17 Data: Pa?dziernik 18 2011 12:18:54
Temat: Re: Naprawa z OC sprawcy - czy się pienię niepotrzebne
Autor: J.F 

Użytkownik "p0li"  napisał w wiadomości

T->Dnia 2011-10-18 11:28:58 niejaki z napisał:
Czy w takiej sytuacji (brak policji) dużą pomocą jest mieć kamerkę
rejestrującą swoją trasę i aparat fotograficzny którym dokładnie (z
fleszem :-) ) obfotografuję "zdarzenie". Czy te ubezpieczalnie chcą
takie rzeczy oglądać?

Obawiam sie ze nie.
Dla nich podstawa jest jednak wycena rzeczoznawcy (ktory byc moze musi dolaczyc juz zdjecia, zeby przekretow nie zrobil) oraz potwierdzenie swojego klienta.

Film ze zdarzenia moze sie przydac w sadzie, no i ewentualnie moze laskawie ubezpieczyciel obejrzy po miesiacu braku odpowiedzi.
I jak tam bedzie wyraznie widoczny numer, to moze laskawie wyplaci z wlasnej woli.

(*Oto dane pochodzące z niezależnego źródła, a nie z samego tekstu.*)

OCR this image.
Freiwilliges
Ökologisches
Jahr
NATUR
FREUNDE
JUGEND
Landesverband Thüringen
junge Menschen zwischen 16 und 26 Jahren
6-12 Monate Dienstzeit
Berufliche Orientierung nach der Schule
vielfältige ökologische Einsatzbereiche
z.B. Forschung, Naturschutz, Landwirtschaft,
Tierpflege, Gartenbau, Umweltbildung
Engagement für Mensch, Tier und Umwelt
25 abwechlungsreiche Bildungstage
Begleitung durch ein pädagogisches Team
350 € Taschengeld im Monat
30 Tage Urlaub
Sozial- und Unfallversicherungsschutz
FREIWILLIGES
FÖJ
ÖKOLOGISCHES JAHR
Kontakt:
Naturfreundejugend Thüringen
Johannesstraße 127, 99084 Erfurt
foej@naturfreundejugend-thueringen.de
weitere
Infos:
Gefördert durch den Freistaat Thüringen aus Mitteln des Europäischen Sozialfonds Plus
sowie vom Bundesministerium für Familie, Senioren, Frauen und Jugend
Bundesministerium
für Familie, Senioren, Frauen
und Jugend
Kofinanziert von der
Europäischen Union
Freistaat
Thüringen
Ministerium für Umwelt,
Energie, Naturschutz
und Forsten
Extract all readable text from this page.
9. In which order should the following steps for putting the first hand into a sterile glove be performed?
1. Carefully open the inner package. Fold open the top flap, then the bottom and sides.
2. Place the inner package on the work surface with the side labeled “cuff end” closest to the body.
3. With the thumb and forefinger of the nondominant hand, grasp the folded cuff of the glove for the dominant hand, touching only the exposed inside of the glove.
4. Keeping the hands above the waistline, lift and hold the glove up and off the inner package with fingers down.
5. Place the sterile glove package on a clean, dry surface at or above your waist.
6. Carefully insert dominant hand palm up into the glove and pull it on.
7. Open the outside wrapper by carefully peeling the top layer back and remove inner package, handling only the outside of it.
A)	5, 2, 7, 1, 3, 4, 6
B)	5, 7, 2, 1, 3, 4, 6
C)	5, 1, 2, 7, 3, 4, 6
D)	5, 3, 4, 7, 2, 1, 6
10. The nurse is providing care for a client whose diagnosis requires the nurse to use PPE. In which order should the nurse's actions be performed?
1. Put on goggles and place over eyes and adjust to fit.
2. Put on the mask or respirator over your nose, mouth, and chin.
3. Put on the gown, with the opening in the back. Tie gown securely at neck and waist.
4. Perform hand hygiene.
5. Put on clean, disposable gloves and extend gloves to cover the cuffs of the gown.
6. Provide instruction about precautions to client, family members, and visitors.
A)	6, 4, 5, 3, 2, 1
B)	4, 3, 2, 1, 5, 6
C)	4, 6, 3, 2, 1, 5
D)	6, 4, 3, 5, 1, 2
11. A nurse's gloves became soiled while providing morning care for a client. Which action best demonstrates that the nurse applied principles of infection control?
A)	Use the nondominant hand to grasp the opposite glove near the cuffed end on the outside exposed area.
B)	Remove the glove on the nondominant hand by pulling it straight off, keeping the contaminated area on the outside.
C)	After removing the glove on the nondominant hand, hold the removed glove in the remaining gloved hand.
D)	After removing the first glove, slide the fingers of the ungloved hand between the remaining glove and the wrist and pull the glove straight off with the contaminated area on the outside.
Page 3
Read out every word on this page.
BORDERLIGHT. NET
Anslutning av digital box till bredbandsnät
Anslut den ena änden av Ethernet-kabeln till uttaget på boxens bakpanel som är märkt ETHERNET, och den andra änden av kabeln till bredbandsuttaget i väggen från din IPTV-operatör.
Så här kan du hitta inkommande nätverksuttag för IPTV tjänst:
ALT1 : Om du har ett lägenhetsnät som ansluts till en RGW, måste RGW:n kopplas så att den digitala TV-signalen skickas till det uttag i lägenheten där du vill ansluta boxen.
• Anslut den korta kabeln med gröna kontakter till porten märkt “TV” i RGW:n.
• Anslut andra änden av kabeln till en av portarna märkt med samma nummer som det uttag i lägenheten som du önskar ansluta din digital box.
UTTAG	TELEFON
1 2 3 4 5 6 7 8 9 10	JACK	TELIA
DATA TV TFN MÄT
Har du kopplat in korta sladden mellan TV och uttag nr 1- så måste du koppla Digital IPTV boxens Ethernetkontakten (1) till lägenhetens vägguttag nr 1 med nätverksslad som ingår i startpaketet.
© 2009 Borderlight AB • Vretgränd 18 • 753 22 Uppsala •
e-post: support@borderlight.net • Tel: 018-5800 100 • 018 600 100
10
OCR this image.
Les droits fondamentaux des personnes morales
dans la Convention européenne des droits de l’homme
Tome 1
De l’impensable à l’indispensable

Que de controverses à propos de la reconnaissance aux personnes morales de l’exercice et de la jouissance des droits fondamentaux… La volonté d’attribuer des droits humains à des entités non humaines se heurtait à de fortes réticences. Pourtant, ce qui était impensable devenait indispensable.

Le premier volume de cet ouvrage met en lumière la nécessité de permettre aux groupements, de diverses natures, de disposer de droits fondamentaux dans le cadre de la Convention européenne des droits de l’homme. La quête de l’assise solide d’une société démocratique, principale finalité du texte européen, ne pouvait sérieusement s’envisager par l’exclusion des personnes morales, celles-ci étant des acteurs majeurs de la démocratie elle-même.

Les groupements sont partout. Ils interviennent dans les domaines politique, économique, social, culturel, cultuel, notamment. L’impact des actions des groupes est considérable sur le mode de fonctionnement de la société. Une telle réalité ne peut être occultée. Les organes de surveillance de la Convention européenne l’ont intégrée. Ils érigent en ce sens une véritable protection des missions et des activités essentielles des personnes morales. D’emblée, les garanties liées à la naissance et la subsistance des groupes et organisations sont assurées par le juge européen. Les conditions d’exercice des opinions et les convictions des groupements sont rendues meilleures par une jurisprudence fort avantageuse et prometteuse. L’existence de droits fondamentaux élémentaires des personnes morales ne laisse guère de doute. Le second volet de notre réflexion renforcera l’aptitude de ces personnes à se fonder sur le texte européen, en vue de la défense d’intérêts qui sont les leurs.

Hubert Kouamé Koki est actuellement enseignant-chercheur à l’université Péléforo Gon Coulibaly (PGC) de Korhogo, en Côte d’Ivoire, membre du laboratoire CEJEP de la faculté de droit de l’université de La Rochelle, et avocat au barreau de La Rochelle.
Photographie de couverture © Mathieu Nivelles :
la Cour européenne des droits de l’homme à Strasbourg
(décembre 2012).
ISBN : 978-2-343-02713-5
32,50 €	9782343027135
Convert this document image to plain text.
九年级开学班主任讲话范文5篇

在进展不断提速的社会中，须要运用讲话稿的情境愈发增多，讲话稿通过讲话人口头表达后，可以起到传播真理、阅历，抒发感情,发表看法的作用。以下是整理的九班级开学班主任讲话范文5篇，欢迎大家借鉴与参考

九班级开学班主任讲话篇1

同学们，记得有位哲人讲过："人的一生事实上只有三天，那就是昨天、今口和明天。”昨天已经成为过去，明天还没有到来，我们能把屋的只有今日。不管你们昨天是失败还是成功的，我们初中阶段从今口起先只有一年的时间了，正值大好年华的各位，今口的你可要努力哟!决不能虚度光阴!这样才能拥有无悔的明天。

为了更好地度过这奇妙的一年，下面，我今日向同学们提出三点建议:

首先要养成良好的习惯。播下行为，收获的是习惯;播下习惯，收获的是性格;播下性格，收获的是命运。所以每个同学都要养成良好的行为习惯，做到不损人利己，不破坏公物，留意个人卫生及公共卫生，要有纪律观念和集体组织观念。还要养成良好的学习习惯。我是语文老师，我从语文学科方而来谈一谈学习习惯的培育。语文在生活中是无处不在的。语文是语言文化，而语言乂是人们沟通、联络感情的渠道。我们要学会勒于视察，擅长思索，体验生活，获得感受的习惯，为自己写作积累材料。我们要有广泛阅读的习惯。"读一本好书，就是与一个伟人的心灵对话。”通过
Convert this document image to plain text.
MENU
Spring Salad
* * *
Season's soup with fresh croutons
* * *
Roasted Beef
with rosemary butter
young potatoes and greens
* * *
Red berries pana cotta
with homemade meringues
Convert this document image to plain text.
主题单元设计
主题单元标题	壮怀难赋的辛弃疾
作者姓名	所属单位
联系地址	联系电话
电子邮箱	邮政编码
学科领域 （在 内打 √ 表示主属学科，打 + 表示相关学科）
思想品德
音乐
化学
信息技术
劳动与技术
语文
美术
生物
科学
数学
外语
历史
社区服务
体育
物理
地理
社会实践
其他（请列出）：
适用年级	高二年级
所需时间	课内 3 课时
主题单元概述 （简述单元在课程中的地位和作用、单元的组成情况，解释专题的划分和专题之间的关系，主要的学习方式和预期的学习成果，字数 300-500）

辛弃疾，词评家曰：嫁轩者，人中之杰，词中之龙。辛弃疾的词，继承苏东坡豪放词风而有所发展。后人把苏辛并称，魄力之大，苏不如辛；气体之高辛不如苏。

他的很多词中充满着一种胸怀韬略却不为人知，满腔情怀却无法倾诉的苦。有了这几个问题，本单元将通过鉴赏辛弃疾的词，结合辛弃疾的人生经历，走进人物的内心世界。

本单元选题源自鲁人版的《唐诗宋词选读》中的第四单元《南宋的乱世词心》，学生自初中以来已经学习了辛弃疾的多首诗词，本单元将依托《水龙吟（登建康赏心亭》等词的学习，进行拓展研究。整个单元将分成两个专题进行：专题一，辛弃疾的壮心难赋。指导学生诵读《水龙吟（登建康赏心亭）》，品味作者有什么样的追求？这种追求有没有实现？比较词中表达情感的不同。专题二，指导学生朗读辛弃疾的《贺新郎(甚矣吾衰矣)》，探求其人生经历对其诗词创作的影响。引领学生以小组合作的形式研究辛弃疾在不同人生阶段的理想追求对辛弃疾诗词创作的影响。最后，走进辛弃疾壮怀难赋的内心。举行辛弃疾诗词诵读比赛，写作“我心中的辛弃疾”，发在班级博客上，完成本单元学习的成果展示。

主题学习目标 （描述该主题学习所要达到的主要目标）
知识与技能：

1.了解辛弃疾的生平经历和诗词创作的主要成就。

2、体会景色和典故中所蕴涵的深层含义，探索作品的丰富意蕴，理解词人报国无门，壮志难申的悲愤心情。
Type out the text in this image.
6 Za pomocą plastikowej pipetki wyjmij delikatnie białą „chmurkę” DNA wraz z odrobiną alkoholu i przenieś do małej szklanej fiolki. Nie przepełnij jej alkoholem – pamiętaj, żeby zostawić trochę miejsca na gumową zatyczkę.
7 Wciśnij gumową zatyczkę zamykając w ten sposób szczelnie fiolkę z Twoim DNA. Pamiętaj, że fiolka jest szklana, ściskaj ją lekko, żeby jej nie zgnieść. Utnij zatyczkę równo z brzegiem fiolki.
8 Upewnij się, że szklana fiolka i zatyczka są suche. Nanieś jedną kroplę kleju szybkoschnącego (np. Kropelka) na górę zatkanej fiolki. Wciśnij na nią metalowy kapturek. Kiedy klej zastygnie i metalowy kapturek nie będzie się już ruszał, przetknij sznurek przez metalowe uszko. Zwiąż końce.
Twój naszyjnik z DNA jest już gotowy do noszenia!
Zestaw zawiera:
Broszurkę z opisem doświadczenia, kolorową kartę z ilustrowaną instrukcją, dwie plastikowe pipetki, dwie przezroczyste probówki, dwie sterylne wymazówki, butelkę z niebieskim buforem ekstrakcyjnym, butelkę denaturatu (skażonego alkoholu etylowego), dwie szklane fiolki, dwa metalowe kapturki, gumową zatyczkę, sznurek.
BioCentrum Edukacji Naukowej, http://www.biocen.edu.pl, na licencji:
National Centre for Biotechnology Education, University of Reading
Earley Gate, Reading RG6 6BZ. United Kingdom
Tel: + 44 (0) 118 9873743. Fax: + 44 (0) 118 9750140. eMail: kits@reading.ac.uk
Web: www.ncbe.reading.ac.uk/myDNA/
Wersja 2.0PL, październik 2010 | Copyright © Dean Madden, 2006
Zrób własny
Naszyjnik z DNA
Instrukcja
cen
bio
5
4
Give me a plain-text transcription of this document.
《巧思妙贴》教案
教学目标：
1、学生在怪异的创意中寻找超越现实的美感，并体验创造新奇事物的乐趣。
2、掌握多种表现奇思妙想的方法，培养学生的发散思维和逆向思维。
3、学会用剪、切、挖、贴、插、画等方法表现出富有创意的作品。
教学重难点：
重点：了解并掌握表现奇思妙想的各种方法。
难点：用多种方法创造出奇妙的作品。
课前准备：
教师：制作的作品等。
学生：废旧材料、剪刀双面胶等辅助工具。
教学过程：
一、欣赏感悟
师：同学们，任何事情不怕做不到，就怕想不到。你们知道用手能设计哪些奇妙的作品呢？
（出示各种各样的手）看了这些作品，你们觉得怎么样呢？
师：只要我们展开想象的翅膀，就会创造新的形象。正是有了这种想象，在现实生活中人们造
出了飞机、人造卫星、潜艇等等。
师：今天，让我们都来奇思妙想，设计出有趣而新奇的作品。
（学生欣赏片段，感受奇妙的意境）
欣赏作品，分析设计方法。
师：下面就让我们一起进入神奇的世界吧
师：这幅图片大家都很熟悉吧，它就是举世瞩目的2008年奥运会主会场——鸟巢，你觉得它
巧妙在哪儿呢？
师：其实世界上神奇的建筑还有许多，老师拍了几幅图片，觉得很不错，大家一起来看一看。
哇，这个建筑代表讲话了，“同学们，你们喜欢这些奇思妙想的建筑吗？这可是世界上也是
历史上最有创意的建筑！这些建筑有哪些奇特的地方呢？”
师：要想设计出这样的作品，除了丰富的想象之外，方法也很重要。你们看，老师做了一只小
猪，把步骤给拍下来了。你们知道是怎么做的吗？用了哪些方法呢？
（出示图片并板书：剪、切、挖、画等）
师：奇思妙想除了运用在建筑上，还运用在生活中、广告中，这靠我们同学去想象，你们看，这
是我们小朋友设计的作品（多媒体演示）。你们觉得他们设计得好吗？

w .de jeśli nikt nie jest ranny do zdarzenia nie woła się policji - a na
stacjach benzynowych sa w niedużej cenie (~10-15E) zestawy właśnie z
aparatem jednorazowym, oświadczeniem i coś tam jeszcze jest (nie pamiętam -
chyba kamizelki odblaskowe)

A to oswiadczenie to nie jest przypadkiem wedle tego wzoru - wspolne oswiadczenie o _zajsciu_ zdarzenia, z podaniem pewnych faktow, ale nawet w naglowku stoi "nie stanowi przyznania sie do winy".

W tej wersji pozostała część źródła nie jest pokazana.